The increased concentrations of JAs in HRZ-knockdown plants under normal Fe supply also suggest altered responses of these plants to various biotic and abiotic stresses regulated by the JA pathways (Fonseca et al. 2009; Vleesschauwer et al. 2013). Indeed, close homologs of HRZs/BTS in Lotus japonicus and tobacco regulate the responses to bacterial and viral infections, respectively (Shimomura et al. 2006; Yamaji et al. 2010). HRZs/BTS and their homologs are widely distributed in the plant kingdom (Urzica et al. 2012; Kobayashi et al. 2013), and might play significant roles linking Fe deficiency responses, JA responses and other stress responses in plants.

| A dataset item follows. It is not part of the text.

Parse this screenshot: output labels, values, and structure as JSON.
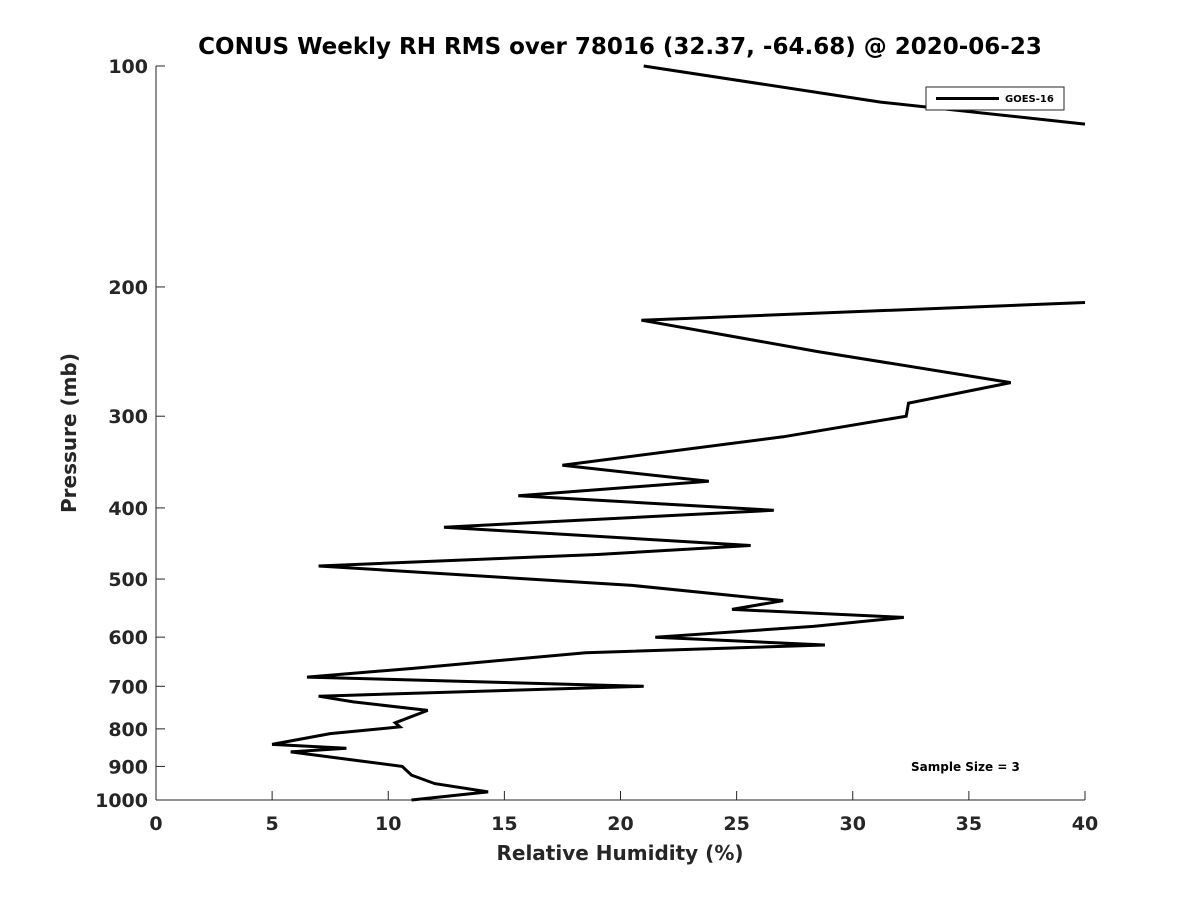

In conclusion, we clarified that JA biosynthesis and signaling pathways are rapidly induced in rice roots in response to very early Fe deficiency, and are constitutively activated by HRZ-knockdown. JAs negatively regulate some Fe deficiency-inducible genes under Fe-sufficient conditions, but this regulation is partly canceled under early Fe deficiency. The JA signaling in early Fe deficiency responses is partly regulated by IDEF1 and OsHRZs. Identification of the molecular mechanisms by which IDEF1 and OsHRZs sense and transmit Fe deficiency signaling will be key to clarifying the corresponding signaling pathways.